Bill Clinton, Michael Jordan, your beer-bellied uncle — they all gamble on golf. It’s as essential to the game as the 19th hole. The tradition stretches back to a 1681 bet between kings and commoners in Scotland, and it may still be golf’s most historic haul.
Outside of a generic Royal Mile pub in Edinburgh is a plaque commemorating Golfer’s Land. It’s what’s left of a house owned by John Paterson, a cobbler by trade and a golfer by talent. Paterson’s swing was so well-known that the Duke of Albany at Holyroodhouse summoned him in 1681 to settle a dispute with two English noblemen who claimed that golf was an English game.
Though Scottish Parliamentary edicts dating to 1457 make mention of golf, there was only one true way to settle this. The good duke, who would later take his confrontational ways to the throne as James VII of Scotland / II of England, paired up with Paterson at Leith Links to take down the cocky Englishmen. The showdown is now known as the first international golf match (with the first recorded use of a caddy also, as the duke couldn’t be expected to carry his own clubs during such a round).
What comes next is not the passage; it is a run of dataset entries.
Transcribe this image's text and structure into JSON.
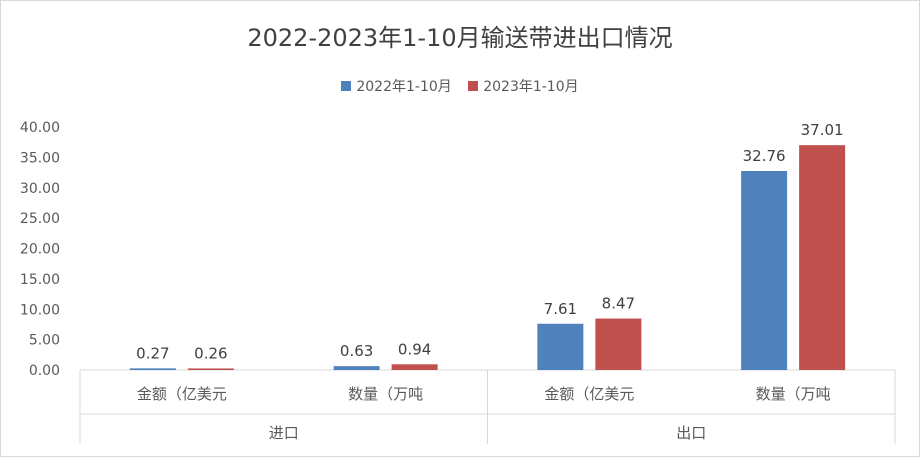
{
  "chart_data": {
    "type": "bar",
    "title": "2022-2023年1-10月输送带进出口情况",
    "groups": [
      {
        "label": "进口",
        "categories": [
          "金额（亿美元",
          "数量（万吨"
        ]
      },
      {
        "label": "出口",
        "categories": [
          "金额（亿美元",
          "数量（万吨"
        ]
      }
    ],
    "categories": [
      "金额（亿美元",
      "数量（万吨",
      "金额（亿美元",
      "数量（万吨"
    ],
    "series": [
      {
        "name": "2022年1-10月",
        "color": "#4f81bd",
        "values": [
          0.27,
          0.63,
          7.61,
          32.76
        ],
        "labels": [
          "0.27",
          "0.63",
          "7.61",
          "32.76"
        ]
      },
      {
        "name": "2023年1-10月",
        "color": "#c0504d",
        "values": [
          0.26,
          0.94,
          8.47,
          37.01
        ],
        "labels": [
          "0.26",
          "0.94",
          "8.47",
          "37.01"
        ]
      }
    ],
    "yticks": [
      "0.00",
      "5.00",
      "10.00",
      "15.00",
      "20.00",
      "25.00",
      "30.00",
      "35.00",
      "40.00"
    ],
    "ylim": [
      0,
      40
    ],
    "grid": false,
    "legend": "top-center"
  }
}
The term “caddy” is an old Scottish word from the mid-1600’s. Caddies were usually abled bodied young men, who would carry barrels of water on their backs prior to the use of indoor plumbing. They were paid to deliver a fresh supply up the stairs of multi-storied tenement buildings.
The royal skin in the game yielded a substantial winner’s purse, which the duke generously split with his cobbler ringer. Paterson promptly put his share into the house at 77 Canongate, calling it Golfer’s Land, and the duke had an escutcheon added to the outside with heraldic touches befitting the achievement. Its Latin inscription read:
“In the year when Paterson won the prize in golfing, a game peculiar to the Scots (in which his ancestors had nine times won the same honor), he then raised this mansion, a victory more honorable than all the rest.”
Though Paterson’s original house was demolished in 1960, one can still idle on this quiet stretch of the Royal Mile and observe the plaque, crest, and the inscription in the back courtyard. Golfers can envision taking a Paterson-esque swing, holing out in the fountain of what’s now Holyrood Palace down the road, and collecting bets.